Eppure sembra funzionare. Il brano Just Wanna Rock di Lil Uzi Vert, influenzato dai club del New Jersey, ha dominato le radio e l’album Pink Tape è arrivato al primo posto quest’anno. L’ultimo lavoro completo di Carti, Whole Lotta Red del 2020, ha debuttato al primo posto, mentre Yeat ha raggiunto due top 10 nella Billboard 200 e il primo posto nella Hot 100 con la sua recente collaborazione con Drake, IDGAF. I fan del rap tradizionale potrebbero pensare che, se questo è il futuro, l’hip hop non durerà altri 50 anni.

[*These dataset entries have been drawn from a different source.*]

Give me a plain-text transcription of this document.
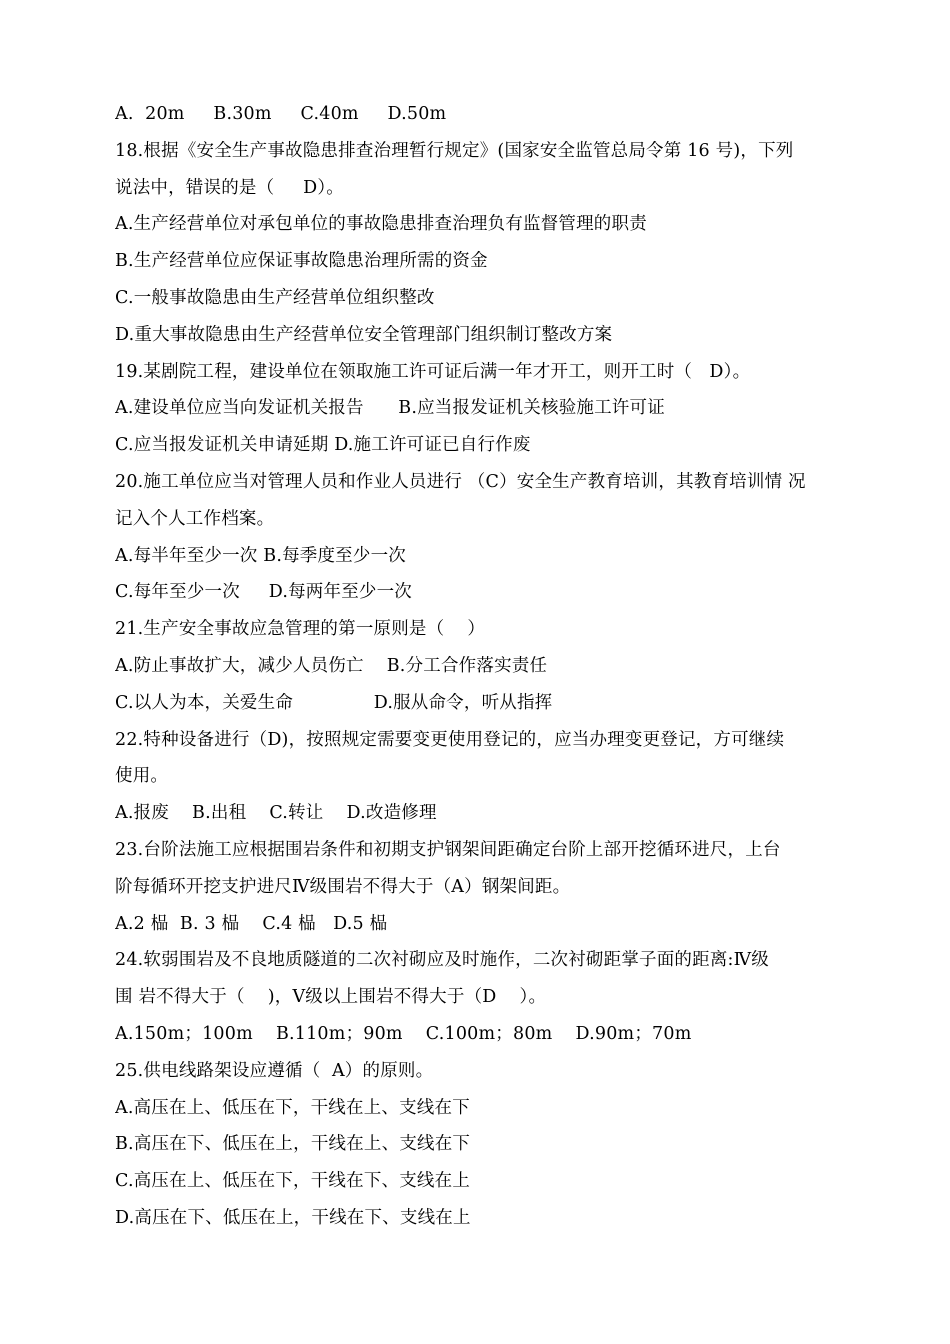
A.  20m     B.30m     C.40m     D.50m
18.根据《安全生产事故隐患排查治理暂行规定》(国家安全监管总局令第 16 号)，下列
说法中，错误的是（     D）。
A.生产经营单位对承包单位的事故隐患排查治理负有监督管理的职责
B.生产经营单位应保证事故隐患治理所需的资金
C.一般事故隐患由生产经营单位组织整改
D.重大事故隐患由生产经营单位安全管理部门组织制订整改方案
19.某剧院工程，建设单位在领取施工许可证后满一年才开工，则开工时（   D）。
A.建设单位应当向发证机关报告      B.应当报发证机关核验施工许可证
C.应当报发证机关申请延期 D.施工许可证已自行作废
20.施工单位应当对管理人员和作业人员进行 （C）安全生产教育培训，其教育培训情 况
记入个人工作档案。
A.每半年至少一次 B.每季度至少一次
C.每年至少一次     D.每两年至少一次
21.生产安全事故应急管理的第一原则是（    ）
A.防止事故扩大，减少人员伤亡    B.分工合作落实责任
C.以人为本，关爱生命              D.服从命令，听从指挥
22.特种设备进行（D)，按照规定需要变更使用登记的，应当办理变更登记，方可继续
使用。
A.报废    B.出租    C.转让    D.改造修理
23.台阶法施工应根据围岩条件和初期支护钢架间距确定台阶上部开挖循环进尺，上台
阶每循环开挖支护进尺Ⅳ级围岩不得大于（A）钢架间距。
A.2 榀  B. 3 榀    C.4 榀   D.5 榀
24.软弱围岩及不良地质隧道的二次衬砌应及时施作，二次衬砌距掌子面的距离:Ⅳ级
围 岩不得大于（    )，Ⅴ级以上围岩不得大于（D    ）。
A.150m；100m    B.110m；90m    C.100m；80m    D.90m；70m
25.供电线路架设应遵循（  A）的原则。
A.高压在上、低压在下，干线在上、支线在下
B.高压在下、低压在上，干线在上、支线在下
C.高压在上、低压在下，干线在下、支线在上
D.高压在下、低压在上，干线在下、支线在上
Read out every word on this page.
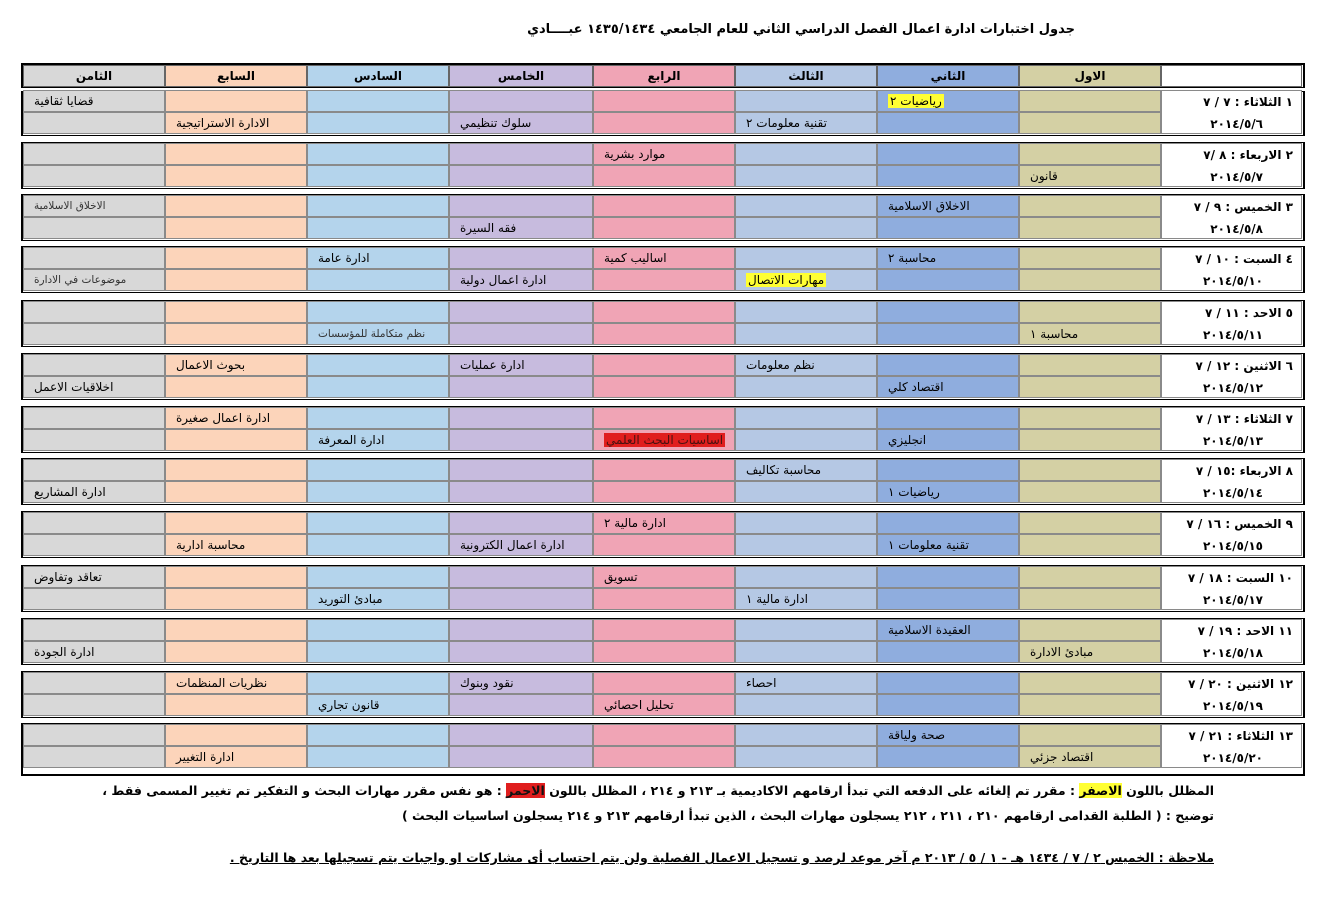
جدول اختبارات ادارة اعمال الفصل الدراسي الثاني للعام الجامعي ١٤٣٥/١٤٣٤ عبــــادي
الاول
الثاني
الثالث
الرابع
الخامس
السادس
السابع
الثامن
١ الثلاثاء : ٧ / ٧
٢٠١٤/٥/٦
رياضيات ٢
قضايا ثقافية
تقنية معلومات ٢
سلوك تنظيمي
الادارة الاستراتيجية
٢ الاربعاء : ٨ /٧
٢٠١٤/٥/٧
موارد بشرية
قانون
٣ الخميس : ٩ / ٧
٢٠١٤/٥/٨
الاخلاق الاسلامية
الاخلاق الاسلامية
فقه السيرة
٤ السبت : ١٠ / ٧
٢٠١٤/٥/١٠
محاسبة ٢
اساليب كمية
ادارة عامة
مهارات الاتصال
ادارة اعمال دولية
موضوعات في الادارة
٥ الاحد : ١١ / ٧
٢٠١٤/٥/١١
محاسبة ١
نظم متكاملة للمؤسسات
٦ الاثنين : ١٢ / ٧
٢٠١٤/٥/١٢
نظم معلومات
ادارة عمليات
بحوث الاعمال
اقتصاد كلي
اخلاقيات الاعمل
٧ الثلاثاء : ١٣ / ٧
٢٠١٤/٥/١٣
ادارة اعمال صغيرة
انجليزي
اساسيات البحث العلمي
ادارة المعرفة
٨ الاربعاء :١٥ / ٧
٢٠١٤/٥/١٤
محاسبة تكاليف
رياضيات ١
ادارة المشاريع
٩ الخميس : ١٦ / ٧
٢٠١٤/٥/١٥
ادارة مالية ٢
تقنية معلومات ١
ادارة اعمال الكترونية
محاسبة ادارية
١٠ السبت : ١٨ / ٧
٢٠١٤/٥/١٧
تسويق
تعاقد وتفاوض
ادارة مالية ١
مبادئ التوريد
١١ الاحد : ١٩ / ٧
٢٠١٤/٥/١٨
العقيدة الاسلامية
مبادئ الادارة
ادارة الجودة
١٢ الاثنين : ٢٠ / ٧
٢٠١٤/٥/١٩
احصاء
نقود وبنوك
نظريات المنظمات
تحليل احصائي
قانون تجاري
١٣ الثلاثاء : ٢١ / ٧
٢٠١٤/٥/٢٠
صحة ولياقة
اقتصاد جزئي
ادارة التغيير
المظلل باللون الاصفر : مقرر تم إلغائه على الدفعه التي تبدأ ارقامهم الاكاديمية بـ ٢١٣ و ٢١٤ ، المظلل باللون الاحمر : هو نفس مقرر مهارات البحث و التفكير تم تغيير المسمى فقط ،
توضيح : ( الطلبة القدامى ارقامهم ٢١٠ ، ٢١١ ، ٢١٢ يسجلون مهارات البحث ، الذين تبدأ ارقامهم ٢١٣ و ٢١٤ يسجلون اساسيات البحث )
ملاحظة : الخميس ٢ / ٧ / ١٤٣٤ هـ - ١ / ٥ / ٢٠١٣ م آخر موعد لرصد و تسجيل الاعمال الفصلية ولن يتم احتساب أى مشاركات او واجبات يتم تسجيلها بعد ها التاريخ .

Ma l’hip hop è sempre stato così: un laboratorio culturale e artistico senza paura che lavora per spingersi in avanti. Semmai è il mondo che è cambiato. “Il rap è sempre arrivato a ondate”, dice Maurice Slade, responsabile marketing e relazioni con gli artisti di SoundCloud. “Come un giardino, il rap ha bisogno della pioggia per crescere. E ogni volta che la pioggia si fa sentire – e credo che questo sia il periodo in cui ci troviamo – poco dopo c’è il terreno fertile e il sole. Poi si vedono i frutti”.

Secondo Slade, lo stato del mondo è responsabile del tipo di musica che i nuovi artisti hip hop stanno creando. “La pioggia in questo momento è post-pandemia. Questi ragazzi hanno vissuto un periodo di merda pazzesca. C’è la recessione, ci sono i tassi di interesse alti, ci sono le guerre in corso. Il mondo è incasinato. E quando il mondo è davvero incasinato, subito dopo c’è la migliore merda per quanto riguarda il rap e l’hip hop”.